Saturday, September 14, 2013

Comber on the use of forms

"we can pray by this Form with as much Zeal and more Knowledge, with as much Spirit and more Truth, than by any other kind of Prayer."

     Thomas Comber, A companion to the Temple, or A help to devotion in the use of the Common prayer (1672-76/1684), as quoted in Prayer book spirituality, ed. J. Robert Wright (New York:  The Church Hymnal Corporation, 1989), 36, under "The mistaken dissenters".
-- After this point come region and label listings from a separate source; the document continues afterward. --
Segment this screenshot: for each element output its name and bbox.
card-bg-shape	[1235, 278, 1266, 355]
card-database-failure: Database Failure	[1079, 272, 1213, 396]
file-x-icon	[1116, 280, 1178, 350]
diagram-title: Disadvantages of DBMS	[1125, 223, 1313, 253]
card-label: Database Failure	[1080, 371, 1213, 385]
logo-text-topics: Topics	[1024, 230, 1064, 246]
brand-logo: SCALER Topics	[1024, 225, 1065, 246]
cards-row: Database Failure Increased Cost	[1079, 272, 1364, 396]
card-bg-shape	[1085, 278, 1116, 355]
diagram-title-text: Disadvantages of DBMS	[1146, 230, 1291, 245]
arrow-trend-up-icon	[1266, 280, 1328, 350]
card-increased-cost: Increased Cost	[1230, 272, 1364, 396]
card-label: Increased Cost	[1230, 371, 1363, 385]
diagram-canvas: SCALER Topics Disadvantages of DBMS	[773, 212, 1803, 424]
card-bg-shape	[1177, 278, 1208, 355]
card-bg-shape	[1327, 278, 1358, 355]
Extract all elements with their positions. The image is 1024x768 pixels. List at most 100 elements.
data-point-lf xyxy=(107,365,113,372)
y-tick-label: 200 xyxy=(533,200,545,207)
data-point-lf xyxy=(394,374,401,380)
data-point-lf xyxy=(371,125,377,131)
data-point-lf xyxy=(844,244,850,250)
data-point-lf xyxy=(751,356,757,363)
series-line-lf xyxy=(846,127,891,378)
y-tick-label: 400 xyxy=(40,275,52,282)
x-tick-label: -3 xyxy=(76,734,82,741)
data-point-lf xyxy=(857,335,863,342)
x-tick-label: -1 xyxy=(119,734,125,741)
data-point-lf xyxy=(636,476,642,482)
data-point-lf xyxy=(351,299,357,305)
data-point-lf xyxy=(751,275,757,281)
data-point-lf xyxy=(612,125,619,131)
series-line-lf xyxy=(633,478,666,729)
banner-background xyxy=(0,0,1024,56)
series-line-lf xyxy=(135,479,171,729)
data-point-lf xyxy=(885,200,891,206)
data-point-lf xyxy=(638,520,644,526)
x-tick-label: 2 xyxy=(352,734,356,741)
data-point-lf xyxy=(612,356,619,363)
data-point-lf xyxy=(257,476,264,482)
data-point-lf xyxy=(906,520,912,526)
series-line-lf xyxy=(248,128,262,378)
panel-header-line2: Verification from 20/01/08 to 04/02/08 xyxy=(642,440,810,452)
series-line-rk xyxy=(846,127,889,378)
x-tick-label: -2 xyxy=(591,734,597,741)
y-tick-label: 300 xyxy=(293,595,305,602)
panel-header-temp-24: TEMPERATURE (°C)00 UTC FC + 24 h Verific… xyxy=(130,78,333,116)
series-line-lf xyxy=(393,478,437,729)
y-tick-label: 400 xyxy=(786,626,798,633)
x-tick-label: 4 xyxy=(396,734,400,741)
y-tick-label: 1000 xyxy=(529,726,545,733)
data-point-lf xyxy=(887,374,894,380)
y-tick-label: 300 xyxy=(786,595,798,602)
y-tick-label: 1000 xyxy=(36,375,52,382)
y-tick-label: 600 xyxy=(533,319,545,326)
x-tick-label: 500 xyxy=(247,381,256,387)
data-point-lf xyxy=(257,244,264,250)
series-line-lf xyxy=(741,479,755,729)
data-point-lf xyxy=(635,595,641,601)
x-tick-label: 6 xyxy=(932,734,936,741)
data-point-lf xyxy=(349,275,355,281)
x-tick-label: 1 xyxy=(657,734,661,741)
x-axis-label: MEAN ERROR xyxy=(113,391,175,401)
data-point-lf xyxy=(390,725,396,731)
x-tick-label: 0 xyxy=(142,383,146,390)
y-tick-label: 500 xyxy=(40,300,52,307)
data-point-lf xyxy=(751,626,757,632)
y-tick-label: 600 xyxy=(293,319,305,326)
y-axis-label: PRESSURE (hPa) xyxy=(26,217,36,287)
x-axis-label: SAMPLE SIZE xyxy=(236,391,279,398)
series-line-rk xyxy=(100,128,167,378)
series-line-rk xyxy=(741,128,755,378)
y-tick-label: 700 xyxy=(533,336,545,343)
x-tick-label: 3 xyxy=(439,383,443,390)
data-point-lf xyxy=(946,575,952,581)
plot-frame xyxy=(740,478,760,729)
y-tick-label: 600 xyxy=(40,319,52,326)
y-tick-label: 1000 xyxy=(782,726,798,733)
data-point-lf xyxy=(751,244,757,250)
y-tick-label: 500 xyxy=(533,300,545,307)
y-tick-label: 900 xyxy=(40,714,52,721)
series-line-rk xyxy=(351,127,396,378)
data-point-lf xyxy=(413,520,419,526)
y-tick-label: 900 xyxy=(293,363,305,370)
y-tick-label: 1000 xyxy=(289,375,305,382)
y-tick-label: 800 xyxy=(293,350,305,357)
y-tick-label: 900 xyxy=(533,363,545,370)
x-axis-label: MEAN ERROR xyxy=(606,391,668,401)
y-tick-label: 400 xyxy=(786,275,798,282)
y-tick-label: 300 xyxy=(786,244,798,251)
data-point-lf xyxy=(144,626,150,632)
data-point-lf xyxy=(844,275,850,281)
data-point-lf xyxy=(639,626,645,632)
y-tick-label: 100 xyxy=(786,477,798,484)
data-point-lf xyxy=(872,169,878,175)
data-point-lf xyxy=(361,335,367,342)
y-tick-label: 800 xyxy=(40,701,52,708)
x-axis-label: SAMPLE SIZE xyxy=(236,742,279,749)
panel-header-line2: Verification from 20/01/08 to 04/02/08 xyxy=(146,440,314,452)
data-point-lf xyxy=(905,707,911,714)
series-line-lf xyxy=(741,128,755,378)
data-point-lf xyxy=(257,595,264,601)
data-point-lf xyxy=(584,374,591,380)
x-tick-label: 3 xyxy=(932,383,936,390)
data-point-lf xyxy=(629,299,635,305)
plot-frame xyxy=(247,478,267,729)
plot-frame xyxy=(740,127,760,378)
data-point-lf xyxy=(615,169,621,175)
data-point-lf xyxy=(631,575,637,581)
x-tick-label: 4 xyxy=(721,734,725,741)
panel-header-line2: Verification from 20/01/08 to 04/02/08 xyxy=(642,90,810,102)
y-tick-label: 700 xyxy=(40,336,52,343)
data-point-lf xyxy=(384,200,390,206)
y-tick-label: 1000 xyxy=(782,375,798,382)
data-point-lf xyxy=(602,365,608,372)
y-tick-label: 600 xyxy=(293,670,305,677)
Johnson on the use of forms

"let me farther assure you, that now after near forty years use of our excellent method of worship, . . . it is so far from growing tedious or a matter of formality, as some imagine, that every opportunity seems to add fresh life, and I see fresh beauties, and find further advantages in it from time to time."

     Samuel Johnson, On the beauty of holiness in the worship of the Church of England (1749), as quoted in Prayer book spirituality, ed. J. Robert Wright (New York:  The Church Hymnal Corporation, 1989), 51.

"the habitat of natural gifts is the natural man."

"beware of showing God's grace and its work at such disadvantage as to make the few whom it has thoroughly influenced compete in intellect with the vast multitude who either have it not, or use it ill.  The elect are few to choose out of, and the world is inexhaustible.  From the first, Jabel and Tubalcain, Nimrod 'the stout hunter', the learning of the Pharaohs, and the wisdom of the East country, are of the world.  Every now and then they are rivalled by a Solomon or a Beseleel, but the habitat of natural gifts is the natural man."

     John Henry Newman, The idea of a university defined and illustrated, Discourse IX.7 (ed. I. T. Ker (Oxford:  Clarendon Press, 1976), 196).